Viagens Filosóficas ( 2018 )

 

A Virgem Negra da Nazaré

 

Admite-se que o cristianismo tenha chegado à Hispânia ainda na idade apostólica. Diz a tradição que Santiago Maior teria arribado a um porto da Bética (Algarve-Andaluzia) seguindo as rotas migratórias do Mediterrâneo. De facto, a cristianização da Lusitânia começou pelo Sul, proveniente do Norte de África. “As primeiras igrejas cristãs da Lusitânia obedeciam ao bispo de Cartago e não ao Papa, em Roma. As boas relações com Cartago eram devidas aos laços culturais com os imigrantes mediterrânicos que se fixaram no território lusitano” (1).

 

A Virgem da Nazaré

 http://www.rosacruz.pt/artigos/A_Virgem_Negra_da_Nazare/Virgem_da_Nazare.jpg

Nossa Senhora da Nazaré —  tem como precedente remoto o culto de Ísis

Depois de se ter consumado a organização eclesiástica que assegurou o êxito do cristianismo, e durante muito tempo, as populações rurais continuaram fiéis às suas velhas crenças. Por isso começou a usar-se a palavra pagão (em latim paganu, com o significado de “aldeão”) para designar os não-cristãos. 

Todavia, o cristianismo não conseguiu eliminar totalmente as religiões locais. Por isso, a solução mais apropriada foi a de assimilar as tradições, crenças e actividades religiosas e culturais precedentes, ao mesmo tempo que os cultos antigos se “convertiam” e adoptavam referências cristãs “para não caírem no conceito jurídico de crime” (2), como se comprova por uma carta do papa Gregório Magno, dos séculos VI-VII d.

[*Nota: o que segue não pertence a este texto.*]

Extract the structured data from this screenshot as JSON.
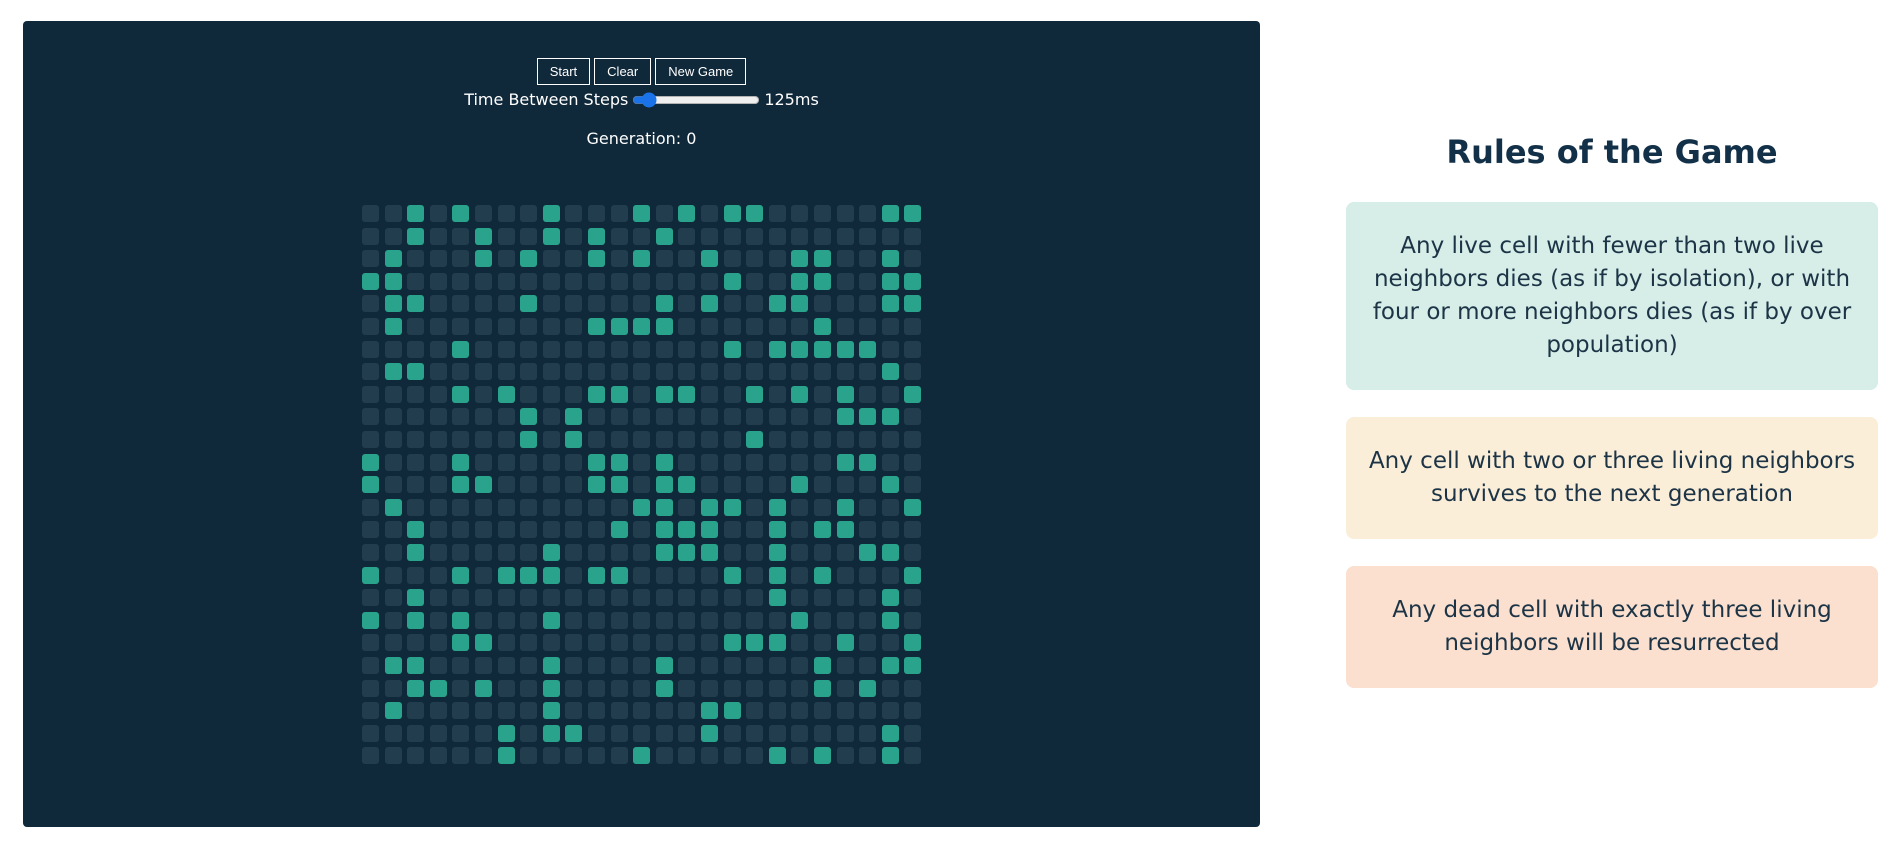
{
  "controls": {
    "start_label": "Start",
    "clear_label": "Clear",
    "new_game_label": "New Game",
    "speed_label": "Time Between Steps",
    "speed_value_ms": 125,
    "speed_min_ms": 50,
    "speed_max_ms": 1000,
    "speed_display": "125ms"
  },
  "generation": {
    "label": "Generation: 0",
    "value": 0
  },
  "grid": {
    "rows": 25,
    "cols": 25,
    "alive_color": "#2aa38c",
    "dead_color": "#223d4e",
    "cells": [
      "0010100010001010110000011",
      "0010010010100100000000000",
      "0100010100101001000110010",
      "1100000000000000100110011",
      "0110000100000101001100011",
      "0100000000111100000010000",
      "0000100000000000101111100",
      "0110000000000000000000010",
      "0000101000110110010101001",
      "0000000101000000000001110",
      "0000000101000000010000000",
      "1000100000110100000001100",
      "1000110000110110000100010",
      "0100000000001101101001001",
      "0010000000010111001011000",
      "0010000010000111001000110",
      "1000101110110000101010001",
      "0010000000000000001000010",
      "1010100010000000000100010",
      "0000110000000000111001001",
      "0110000010000100000010011",
      "0011010010000100000010100",
      "0100000010000001100000000",
      "0000001011000001000000010",
      "0000001000001000001010010"
    ]
  },
  "rules": {
    "title": "Rules of the Game",
    "items": [
      {
        "text": "Any live cell with fewer than two live neighbors dies (as if by isolation), or with four or more neighbors dies (as if by over population)",
        "color": "#d6ede8"
      },
      {
        "text": "Any cell with two or three living neighbors survives to the next generation",
        "color": "#fbeed9"
      },
      {
        "text": "Any dead cell with exactly three living neighbors will be resurrected",
        "color": "#fbe0d0"
      }
    ]
  },
  "colors": {
    "panel_background": "#0f283a",
    "accent": "#1a73e8"
  }
}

C., referida por Beda, o Venerável, no 30º capítulo do primeiro livro da sua Historia Ecclesiastica Gentis Anglorum, Liber Primus, onde se recomenda que os templos pagãos mais bem construídos sejam convertidos ao uso cristão (3).

Nasceu assim um sincretismo, ou dualidade religiosa, que tornou a nova religião de Estado uma religião de massas.
Decorria, nessa altura, uma acesa controvérsia teológica na tentativa de clarificar atitudes em relação a certas e grandes questões doutrinárias. No concílio de Éfeso, em 431, um dos resultados da ênfase posta no celibato na Igreja foi a insistência na virgindade perpétua de Maria. Para a glorificar, foi-lhe dado o título Theotokos: “Mãe de Deus”.
A mãe de Jesus passou a chamar-se “Mãe de Deus”, como Cíbele, considerada a mãe dos deuses, ou “Senhora do Pranto”, à semelhança de Adónis, o deus oriental da vegetação e do ciclo da semente que morre e ressuscita, que tinha celebrações fúnebres com procissões e prantos rituais de carpideiras. Ao mesmo tempo, os deuses locais fundiam-se com os santos cristãos, sob cujos nomes continuavam a ser venerados (4). Fizeram-se por isso coincidir com o calendário litúrgico os ritos populares regionais, quase sempre ligados ao calendário agrícola. Os espíritos da natureza — génios das águas, duendes, elfos e outros — esses conservaram os seus nomes, ainda que a Igreja os considerasse espíritos maus ou superstições.

Não houve, naturalmente, uma ruptura total com o passado, uma vez que o cristianismo não pôde subtrair-se à influência de alguns rituais desses antigos cultos da natureza, nem à nostalgia das divindades femininas e da adoração da maternidade. Alguns assumiram novas formas e padrões, de acordo com a época e tradição esotérica-espiritual em que ficaram inseridos e em que passam a operar. E, por isso, sobreviveram, como certos ritos etários que emergiram no mundo cristão na forma da comunhão solene e do crisma, ou o culto das imagens. Estas, inicialmente consideradas “idólatras”, desfrutavam de tal apreço em todo o Ocidente, que o clero, não podendo extirpar o seu culto, se resignou a “baptizá-las”.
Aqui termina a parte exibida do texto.